Additionally, I’d like to see reports like this contain a short display of which input parameters have the largest effect with the result. I think it can be the important information for seeing how robust the result is!
[1] The exact r^2 value changes on refresh and if I’m reading from the small graph or the large graph after hovering over, but it’s consistently around 0.7-0.8. More simulation samples in would likely be necessary to compute the exact figure.
[2] The exact parameter ACE uses points to a link I don’t have view permission for, but this distribution replicates the graph.
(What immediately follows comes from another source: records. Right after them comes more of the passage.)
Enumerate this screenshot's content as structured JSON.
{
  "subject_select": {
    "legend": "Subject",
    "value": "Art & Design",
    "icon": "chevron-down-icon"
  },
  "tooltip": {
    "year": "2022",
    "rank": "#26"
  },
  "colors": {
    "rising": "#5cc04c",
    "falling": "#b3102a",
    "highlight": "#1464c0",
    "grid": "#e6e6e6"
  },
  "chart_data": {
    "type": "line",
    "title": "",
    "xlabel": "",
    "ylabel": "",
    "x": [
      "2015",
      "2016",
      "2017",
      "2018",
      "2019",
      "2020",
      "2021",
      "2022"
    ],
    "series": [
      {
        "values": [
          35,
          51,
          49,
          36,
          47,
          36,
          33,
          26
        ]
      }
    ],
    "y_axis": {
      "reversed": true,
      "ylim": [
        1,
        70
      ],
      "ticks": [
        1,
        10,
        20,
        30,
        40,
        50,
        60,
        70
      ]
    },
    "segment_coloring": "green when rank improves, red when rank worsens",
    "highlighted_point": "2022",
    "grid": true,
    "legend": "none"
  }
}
TL;DR: Nobody seems to know what the value of mean years of impact should be, and I don’t see how this uncertainty could be reduced. I think that indirect effects are more important and it would be better to research them.
Good points and I’m happy you brought it up.
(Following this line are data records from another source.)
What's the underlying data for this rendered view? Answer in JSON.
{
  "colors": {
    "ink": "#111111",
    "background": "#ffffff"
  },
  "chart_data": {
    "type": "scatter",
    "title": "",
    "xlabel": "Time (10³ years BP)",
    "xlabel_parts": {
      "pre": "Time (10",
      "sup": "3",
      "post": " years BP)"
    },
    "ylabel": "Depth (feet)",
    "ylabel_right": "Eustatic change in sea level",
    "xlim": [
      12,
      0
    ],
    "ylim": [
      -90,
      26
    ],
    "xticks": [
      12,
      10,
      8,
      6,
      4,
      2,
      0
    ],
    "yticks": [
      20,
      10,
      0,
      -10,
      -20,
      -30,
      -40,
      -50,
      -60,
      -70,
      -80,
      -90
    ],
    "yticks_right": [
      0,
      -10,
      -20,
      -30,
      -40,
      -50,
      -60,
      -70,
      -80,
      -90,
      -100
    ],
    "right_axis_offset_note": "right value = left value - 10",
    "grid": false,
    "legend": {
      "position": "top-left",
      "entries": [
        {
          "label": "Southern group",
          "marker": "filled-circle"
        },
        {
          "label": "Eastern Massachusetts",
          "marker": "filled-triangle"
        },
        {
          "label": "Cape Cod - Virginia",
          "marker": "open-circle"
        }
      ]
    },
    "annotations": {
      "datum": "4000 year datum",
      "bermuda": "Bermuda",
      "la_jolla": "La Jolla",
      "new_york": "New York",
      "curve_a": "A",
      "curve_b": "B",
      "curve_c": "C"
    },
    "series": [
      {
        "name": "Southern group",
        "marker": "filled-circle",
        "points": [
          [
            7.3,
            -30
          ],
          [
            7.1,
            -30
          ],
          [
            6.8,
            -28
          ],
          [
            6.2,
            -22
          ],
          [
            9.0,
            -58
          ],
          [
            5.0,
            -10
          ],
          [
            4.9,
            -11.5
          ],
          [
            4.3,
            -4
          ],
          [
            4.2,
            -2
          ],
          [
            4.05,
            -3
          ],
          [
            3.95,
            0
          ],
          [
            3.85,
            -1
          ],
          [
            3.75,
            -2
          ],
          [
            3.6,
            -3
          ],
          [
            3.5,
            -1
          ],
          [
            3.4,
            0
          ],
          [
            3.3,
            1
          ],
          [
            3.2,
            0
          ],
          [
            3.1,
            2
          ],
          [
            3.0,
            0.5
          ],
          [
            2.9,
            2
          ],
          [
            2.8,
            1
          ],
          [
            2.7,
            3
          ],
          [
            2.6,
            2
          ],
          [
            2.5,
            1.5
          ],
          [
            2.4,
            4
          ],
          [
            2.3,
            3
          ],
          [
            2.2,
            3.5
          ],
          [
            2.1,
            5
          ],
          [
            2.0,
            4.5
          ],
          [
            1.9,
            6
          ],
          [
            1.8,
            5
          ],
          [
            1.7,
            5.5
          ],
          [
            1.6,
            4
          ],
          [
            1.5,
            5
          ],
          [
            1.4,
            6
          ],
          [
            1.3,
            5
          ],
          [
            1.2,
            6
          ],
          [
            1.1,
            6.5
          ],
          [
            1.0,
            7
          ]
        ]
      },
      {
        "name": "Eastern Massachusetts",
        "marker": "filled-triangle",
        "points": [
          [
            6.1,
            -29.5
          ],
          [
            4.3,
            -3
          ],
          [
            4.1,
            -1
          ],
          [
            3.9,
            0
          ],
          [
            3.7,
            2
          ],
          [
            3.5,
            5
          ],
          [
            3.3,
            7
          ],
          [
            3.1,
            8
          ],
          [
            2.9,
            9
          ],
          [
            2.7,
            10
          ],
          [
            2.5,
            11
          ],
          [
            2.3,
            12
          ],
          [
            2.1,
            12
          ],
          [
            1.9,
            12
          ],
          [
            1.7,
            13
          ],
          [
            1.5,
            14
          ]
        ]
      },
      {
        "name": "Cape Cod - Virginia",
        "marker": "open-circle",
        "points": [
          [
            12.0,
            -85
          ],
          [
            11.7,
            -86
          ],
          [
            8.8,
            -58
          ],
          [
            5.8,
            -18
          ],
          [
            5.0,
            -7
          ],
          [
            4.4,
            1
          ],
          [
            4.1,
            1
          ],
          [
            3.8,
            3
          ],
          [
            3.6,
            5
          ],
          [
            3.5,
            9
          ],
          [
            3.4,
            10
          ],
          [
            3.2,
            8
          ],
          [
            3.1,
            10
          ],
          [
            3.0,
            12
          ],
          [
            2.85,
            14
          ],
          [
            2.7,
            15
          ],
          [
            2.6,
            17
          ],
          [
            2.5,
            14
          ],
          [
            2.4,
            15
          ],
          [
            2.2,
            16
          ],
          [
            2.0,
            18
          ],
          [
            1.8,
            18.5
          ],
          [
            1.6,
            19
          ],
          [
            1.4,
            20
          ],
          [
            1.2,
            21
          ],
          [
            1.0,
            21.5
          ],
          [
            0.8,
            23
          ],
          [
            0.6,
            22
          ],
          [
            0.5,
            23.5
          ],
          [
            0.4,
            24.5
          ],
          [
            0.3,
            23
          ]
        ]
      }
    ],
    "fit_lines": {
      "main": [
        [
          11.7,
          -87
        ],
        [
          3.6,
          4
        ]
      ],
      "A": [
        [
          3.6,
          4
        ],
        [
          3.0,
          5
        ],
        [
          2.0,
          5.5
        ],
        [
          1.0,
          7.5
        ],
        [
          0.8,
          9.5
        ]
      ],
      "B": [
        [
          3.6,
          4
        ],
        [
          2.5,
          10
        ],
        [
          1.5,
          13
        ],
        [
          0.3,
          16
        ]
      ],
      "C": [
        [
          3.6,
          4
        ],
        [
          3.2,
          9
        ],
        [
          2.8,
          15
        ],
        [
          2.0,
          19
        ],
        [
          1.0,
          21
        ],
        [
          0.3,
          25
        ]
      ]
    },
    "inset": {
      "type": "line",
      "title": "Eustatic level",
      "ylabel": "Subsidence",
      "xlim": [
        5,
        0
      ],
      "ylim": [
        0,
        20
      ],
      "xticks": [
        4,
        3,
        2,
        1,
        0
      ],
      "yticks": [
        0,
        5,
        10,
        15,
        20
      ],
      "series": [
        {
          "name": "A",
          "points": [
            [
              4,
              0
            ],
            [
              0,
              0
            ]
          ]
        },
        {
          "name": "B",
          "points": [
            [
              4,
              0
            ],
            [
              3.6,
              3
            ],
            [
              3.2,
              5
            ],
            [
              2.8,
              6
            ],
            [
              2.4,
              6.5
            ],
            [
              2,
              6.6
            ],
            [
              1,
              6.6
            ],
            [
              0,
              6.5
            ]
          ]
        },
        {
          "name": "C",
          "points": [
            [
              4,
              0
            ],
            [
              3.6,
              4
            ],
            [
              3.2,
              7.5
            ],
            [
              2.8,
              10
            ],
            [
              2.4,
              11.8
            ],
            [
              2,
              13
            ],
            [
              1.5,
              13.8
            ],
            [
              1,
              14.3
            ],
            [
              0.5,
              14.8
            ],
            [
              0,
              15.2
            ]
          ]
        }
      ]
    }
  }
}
Firstly, I know you know this, but Lewis wrote that in his view, “the assumption that these campaigns only accelerated pledges by five years is very conservative.” It makes sense to use a conservative value when doing a point estimate like he did. And I did use a similar value (4 years) in my conservative estimate in Appendix 1. ACE did not really describe their choice for the value so I didn’t pay much attention to it. There’s also Capriati (2018) which assumed that THL’s cage-free and broiler campaigns moved policies forward by only one year (I just added the description. But this assumes that other organizations would have still done everything they did. And even then, I don’t think it is reasonable.
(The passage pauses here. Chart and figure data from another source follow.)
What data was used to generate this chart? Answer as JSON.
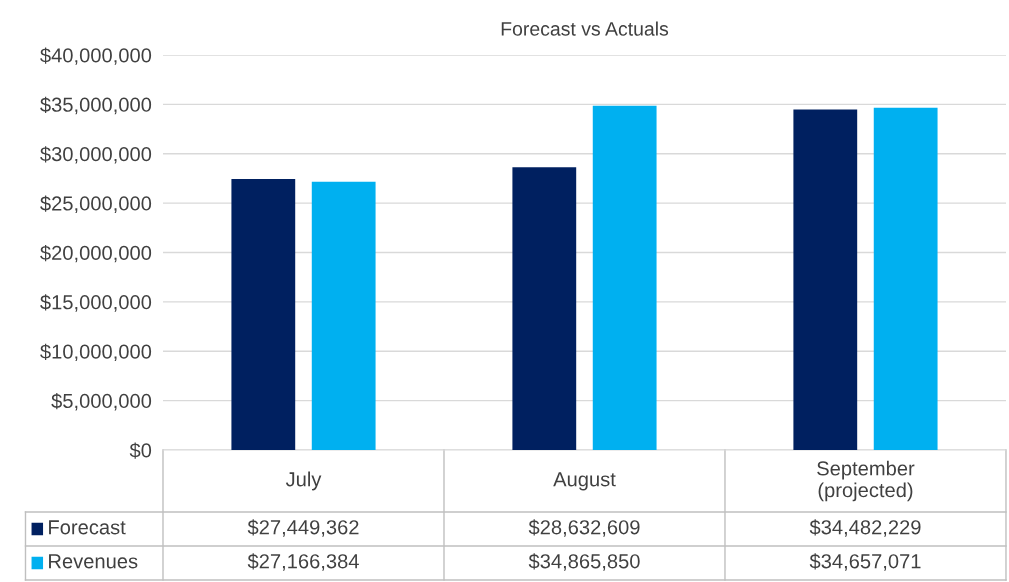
{
  "chart_data": {
    "type": "bar",
    "title": "Forecast vs Actuals",
    "categories": [
      "July",
      "August",
      "September\n(projected)"
    ],
    "series": [
      {
        "name": "Forecast",
        "color": "#002060",
        "values": [
          27449362,
          28632609,
          34482229
        ],
        "value_labels": [
          "$27,449,362",
          "$28,632,609",
          "$34,482,229"
        ]
      },
      {
        "name": "Revenues",
        "color": "#00b0f0",
        "values": [
          27166384,
          34865850,
          34657071
        ],
        "value_labels": [
          "$27,166,384",
          "$34,865,850",
          "$34,657,071"
        ]
      }
    ],
    "ylim": [
      0,
      40000000
    ],
    "yticks": [
      {
        "value": 0,
        "label": "$0"
      },
      {
        "value": 5000000,
        "label": "$5,000,000"
      },
      {
        "value": 10000000,
        "label": "$10,000,000"
      },
      {
        "value": 15000000,
        "label": "$15,000,000"
      },
      {
        "value": 20000000,
        "label": "$20,000,000"
      },
      {
        "value": 25000000,
        "label": "$25,000,000"
      },
      {
        "value": 30000000,
        "label": "$30,000,000"
      },
      {
        "value": 35000000,
        "label": "$35,000,000"
      },
      {
        "value": 40000000,
        "label": "$40,000,000"
      }
    ],
    "grid": "y",
    "legend": "bottom"
  }
}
To be honest, I think that nobody has a clue about what value to use here. Hence, everybody uses random conservative values in order for the end result to be more believable, because the estimated cost-effectiveness of campaigns is unbelievably high even with a conservative values. I did that to a degree as well. I asked some people who work on corporate campaigns what value would they use for mean years of impact. They thought that my range was reasonable, but I think they would have said that about many different ranges because it’s difficult to think about. Only one person was able to say what range for mean years of impact would they use without looking at my range, and they said 40 to 100 years. If I weren’t anchored by other estimates and didn’t want to be a bit conservative to be more convincing to skeptics, I think I would have chosen a higher value as well, especially for the upper bound. In general, my impression is that all these “estimates” (including mine) are basically guesses that look more legitimate than they should because they are surrounded by neatly formatted text. We just can’t predict the future.
I also don’t see how to do more research on this topic. Perhaps seeing how long corporate commitments in other domains lasted could give a little bit information on that but only a little bit because situations are so different. If you have any ideas, I’d be interested to hear them.
But I’m uncertain if it’s worthwhile to put more effort into cost-effectiveness estimates of corporate campaigns. I don’t know what decisions depend on whether it’s 7.5-24 years or 9-120 years. I think it would be more decision-relevant to research indirect effects, or in which regions corporate campaigns are more cost-effective, or how corporate campaigns compare with legislative campaigns for welfare reforms.
I use a subjective confidence interval of 4 to 36 years with a log-normal distribution, so it’s already very uncertain. Perhaps I should have used a flatter custom distribution, but after experimenting, it seems that it wouldn’t change the answer much.
Interesting, I will consider it. Do you know of any report that I could use as an example of how to write such a thing?